A tribunal has found that the owners of Tara Mines in Co Meath were disproportionate in hiring a private investigator to place an injured worker under covert surveillance for a 13-day period.
In the case, the Employment Appeals Tribunal (EAT) has awarded miner, Gerry Clarke, €8,000 after finding that he was unfairly dismissed by Boliden Tara Mines Ltd in May 2011.
Mr Clarke sustained a head and neck injury while travelling in a company jeep on an underground roadway which was in poor condition on April 10, 2011.
Mr Clarke was certified for sick leave by a company doctor.
Three days after the accident, the company’s HR manager decided along with the firm’s Employee Relations Superintendent (ERS) to hire a private investigator to carry out surveillance of Mr Clarke after they questioned the extent of Mr Clarke’s injuries arising from a doctor’s report.

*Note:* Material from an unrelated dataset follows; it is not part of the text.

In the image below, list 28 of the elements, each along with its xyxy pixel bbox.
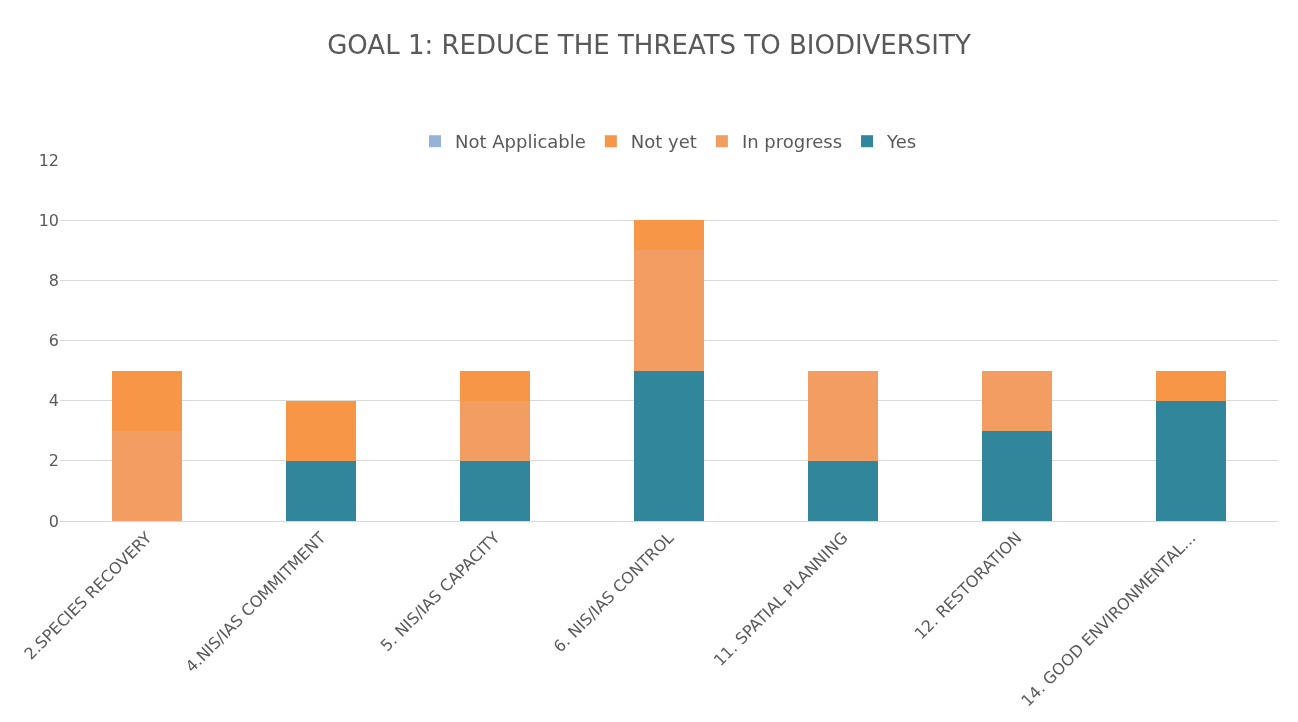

At the time, Mr Clarke was put on sick leave on 85% of his wage.
Part of the surveillance was on Mr Clarke at his home and the private investigator provided video footage to his clients.
After the firm’s HR manager and ERS viewed the video footage and read the report, Mr Clarke was told that he was suspended on full pay pending an investigation.
Mr Clarke was subsequently fired by his employers in May 2011.
The Employee Relations Superintendent told the hearing that the decision to dismiss Mr Clarke was made because he had “falsified and exaggerated an injury which he claimed happened on Sunday night shift 10th April 2011” resulting in a complete breakdown in trust.
At the hearing, Mr Clarke refuted he had exaggerated his injuries and had never refused to work light duties.
The EAT found that employing the private investigator was disproportionate and “precipitous” and having considered all the evidence it determined that the dismissal was unfair.